Criação e colaboração do Diácono José da Cruz de Votorantim-SP, Contos com diálogos do sonhador - O Dreamer - com o velho e sábio botão - O Marechal.

Índice desta página:
. LIBERDADE
. NAMORO
. LAÇOS DE FAMÍLIA
. AÇÃO EFICAZ
. DOCES LEMBRANÇAS
. CAMINHOS
. A NECESSIDADE DO POBRE


LIBERDADE

Morreu no último sábado o Tonho Bode, como era mais conhecido, principalmente na Barra Funda onde circulava, manquitola nos últimos tempos, apoiado em um porrete, utilizado como bengala.

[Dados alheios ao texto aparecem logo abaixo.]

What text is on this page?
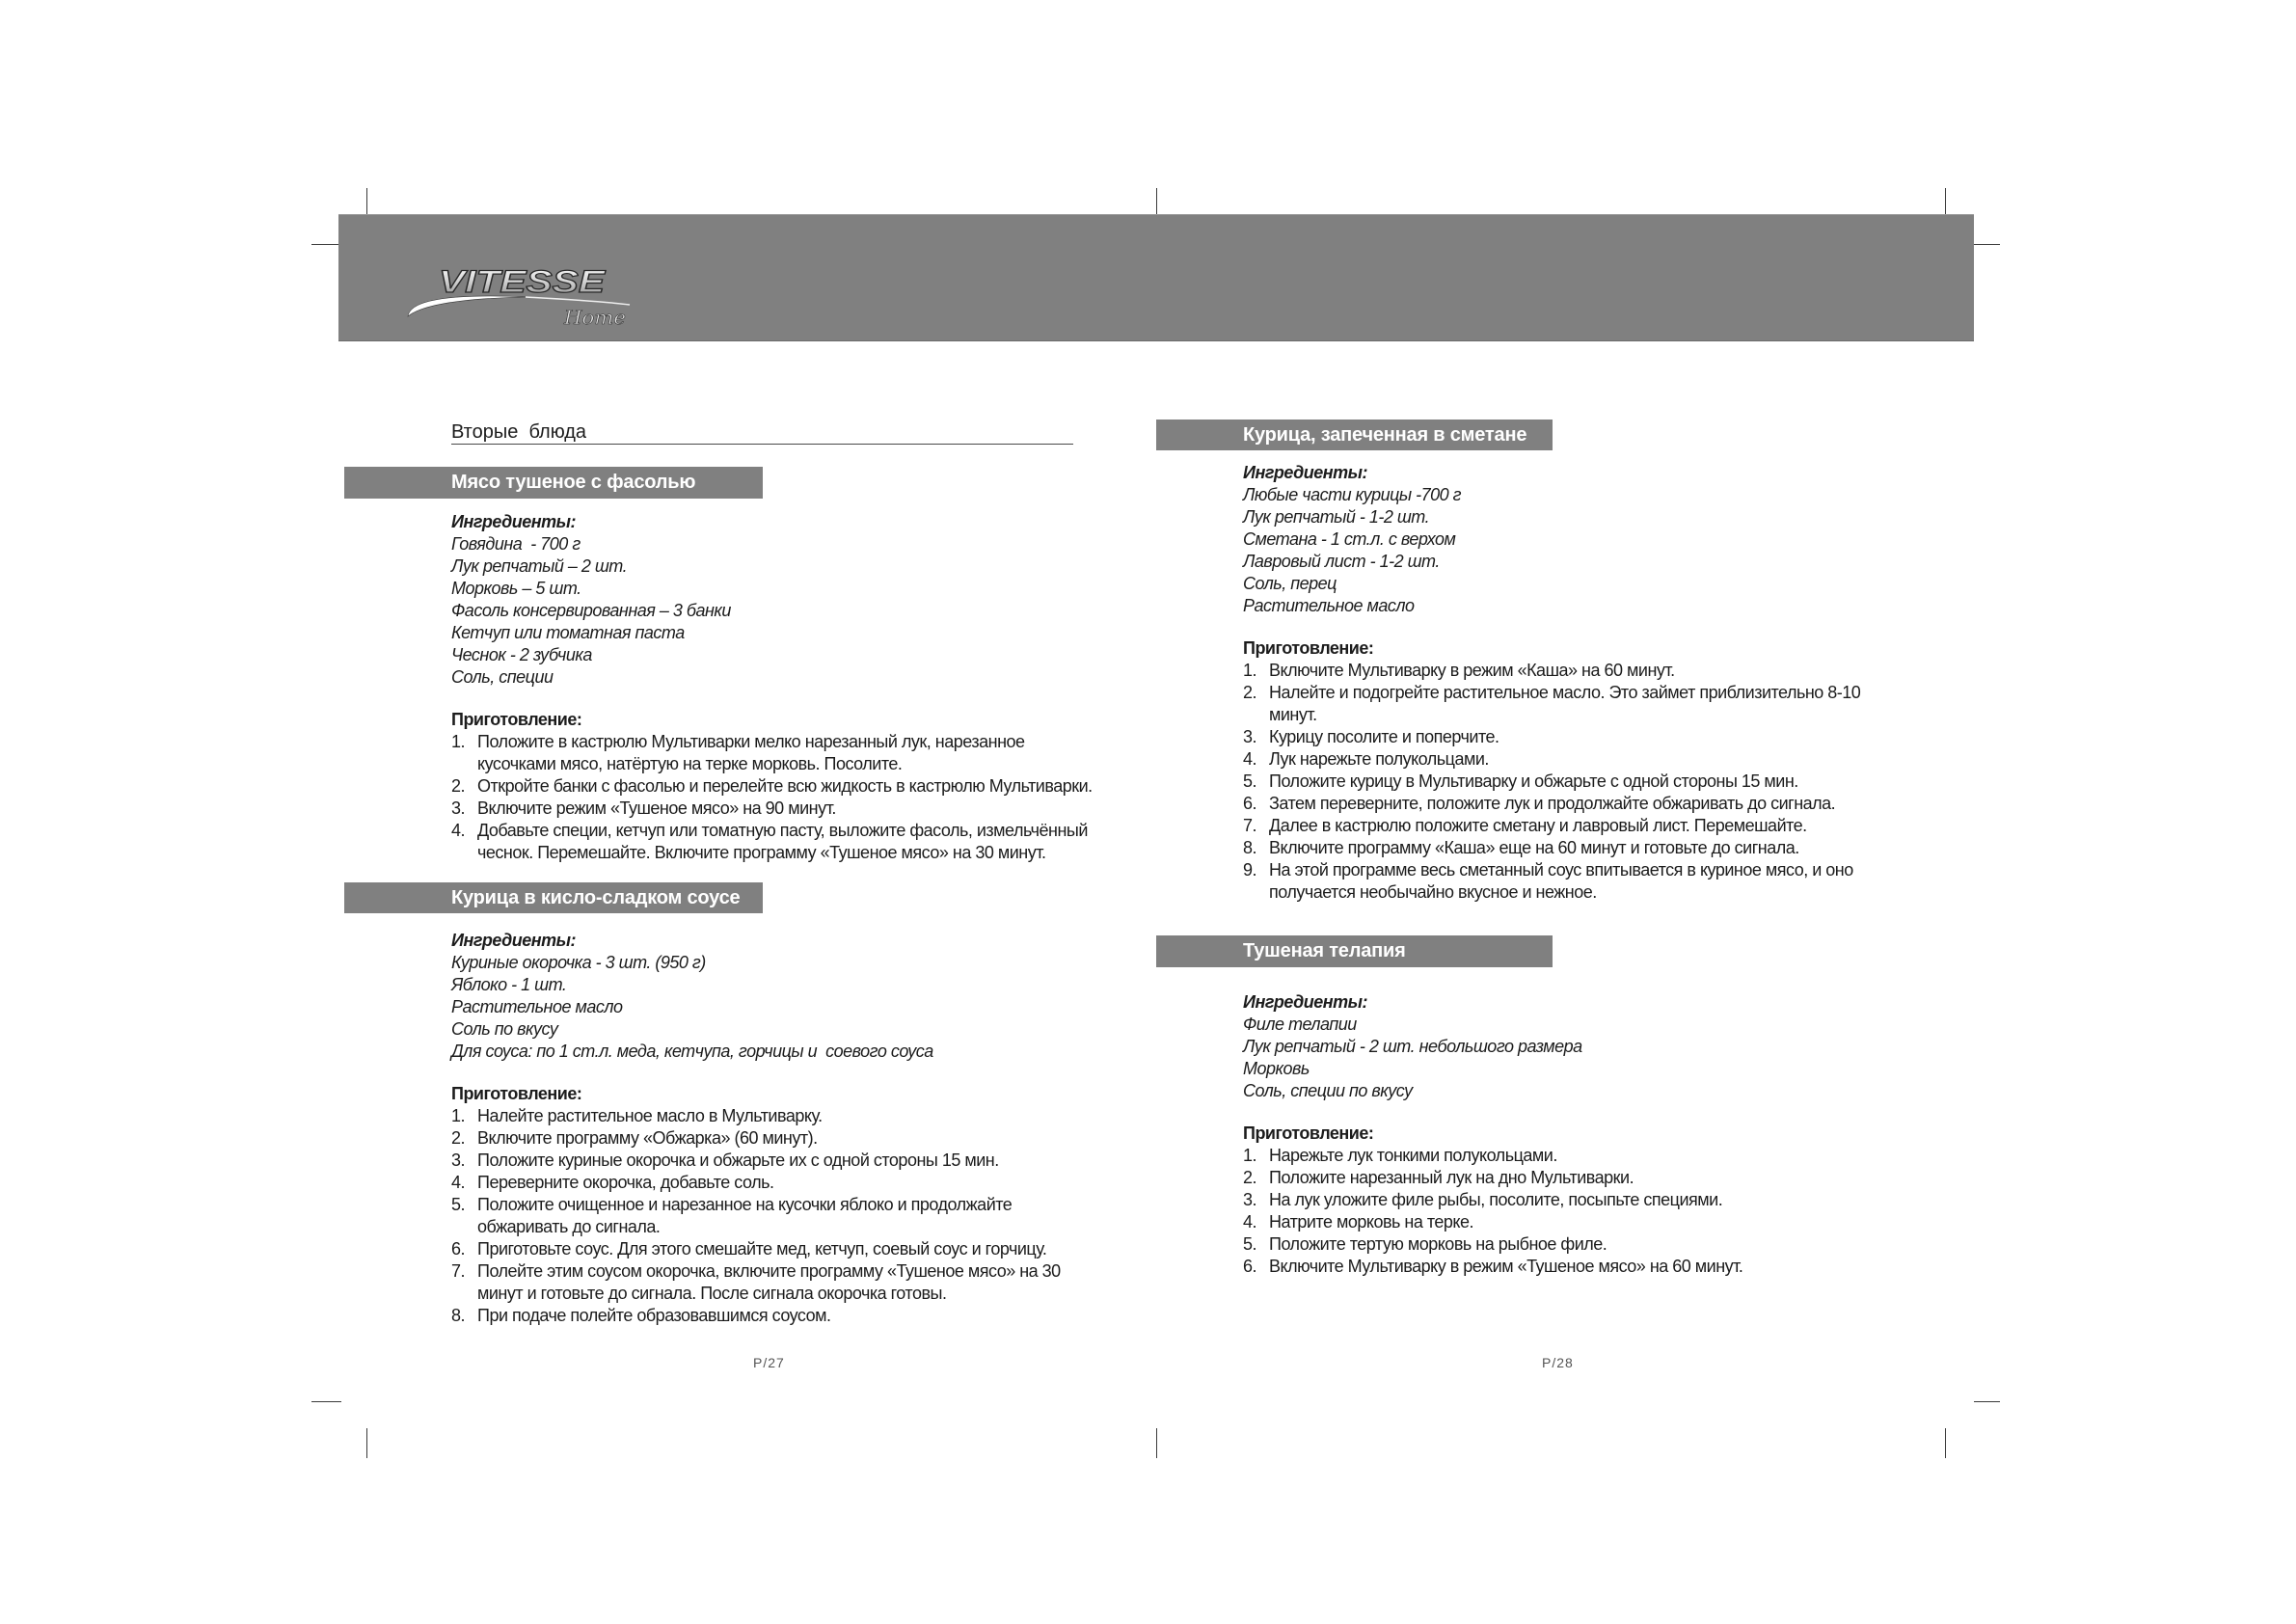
VITESSE
Home
Вторые  блюда
Мясо тушеное с фасолью
Ингредиенты:
Говядина  - 700 г
Лук репчатый – 2 шт.
Морковь – 5 шт.
Фасоль консервированная – 3 банки
Кетчуп или томатная паста
Чеснок - 2 зубчика
Соль, специи
Приготовление:
1. Положите в кастрюлю Мультиварки мелко нарезанный лук, нарезанное
кусочками мясо, натёртую на терке морковь. Посолите.
2. Откройте банки с фасолью и перелейте всю жидкость в кастрюлю Мультиварки.
3. Включите режим «Тушеное мясо» на 90 минут.
4. Добавьте специи, кетчуп или томатную пасту, выложите фасоль, измельчённый
чеснок. Перемешайте. Включите программу «Тушеное мясо» на 30 минут.
Курица в кисло-сладком соусе
Ингредиенты:
Куриные окорочка - 3 шт. (950 г)
Яблоко - 1 шт.
Растительное масло
Соль по вкусу
Для соуса: по 1 ст.л. меда, кетчупа, горчицы и  соевого соуса
Приготовление:
1. Налейте растительное масло в Мультиварку.
2. Включите программу «Обжарка» (60 минут).
3. Положите куриные окорочка и обжарьте их с одной стороны 15 мин.
4. Переверните окорочка, добавьте соль.
5. Положите очищенное и нарезанное на кусочки яблоко и продолжайте
обжаривать до сигнала.
6. Приготовьте соус. Для этого смешайте мед, кетчуп, соевый соус и горчицу.
7. Полейте этим соусом окорочка, включите программу «Тушеное мясо» на 30
минут и готовьте до сигнала. После сигнала окорочка готовы.
8. При подаче полейте образовавшимся соусом.
P/27
Курица, запеченная в сметане
Ингредиенты:
Любые части курицы -700 г
Лук репчатый - 1-2 шт.
Сметана - 1 ст.л. с верхом
Лавровый лист - 1-2 шт.
Соль, перец
Растительное масло
Приготовление:
1. Включите Мультиварку в режим «Каша» на 60 минут.
2. Налейте и подогрейте растительное масло. Это займет приблизительно 8-10
минут.
3. Курицу посолите и поперчите.
4. Лук нарежьте полукольцами.
5. Положите курицу в Мультиварку и обжарьте с одной стороны 15 мин.
6. Затем переверните, положите лук и продолжайте обжаривать до сигнала.
7. Далее в кастрюлю положите сметану и лавровый лист. Перемешайте.
8. Включите программу «Каша» еще на 60 минут и готовьте до сигнала.
9. На этой программе весь сметанный соус впитывается в куриное мясо, и оно
получается необычайно вкусное и нежное.
Тушеная телапия
Ингредиенты:
Филе телапии
Лук репчатый - 2 шт. небольшого размера
Морковь
Соль, специи по вкусу
Приготовление:
1. Нарежьте лук тонкими полукольцами.
2. Положите нарезанный лук на дно Мультиварки.
3. На лук уложите филе рыбы, посолите, посыпьте специями.
4. Натрите морковь на терке.
5. Положите тертую морковь на рыбное филе.
6. Включите Мультиварку в режим «Тушеное мясо» на 60 минут.
P/28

Eu refletia sobre sua vida, quando vi as crianças saindo à tarde da escola da Barra Funda, algumas com cara de desapontadas porque não iriam mais “aporrentar” o andarilho, que ao ser insultado, batia enfezado com o porrete na calçada.

___Olha Botão, será que esse homem foi feliz, sendo quase a vida toda um mendigo caminhante?

___O que você sabe sobre ele? --- perguntou-me Marechal, sentado na beira do bolso.

Em segundos veio-me a lembrança breves contatos que tive com ele, eu o chamava de Senhor Antonio, para conquistar a sua confiança, dei-lhe um prato de comida em um final de ano, que ele colocou em um saco de plástico imundo, para comer depois, conforme falara. Arranjei-lhe um porrete novo, porque alguém por malvadeza tinha dado sumiço no que usara. Certa noite de chuva dei-lhe uma carona e ele, após alguns minutos dentro do carro começou a gritar que eu ia jogá-lo no rio, e tive de desembarcá-lo no meio da chuva.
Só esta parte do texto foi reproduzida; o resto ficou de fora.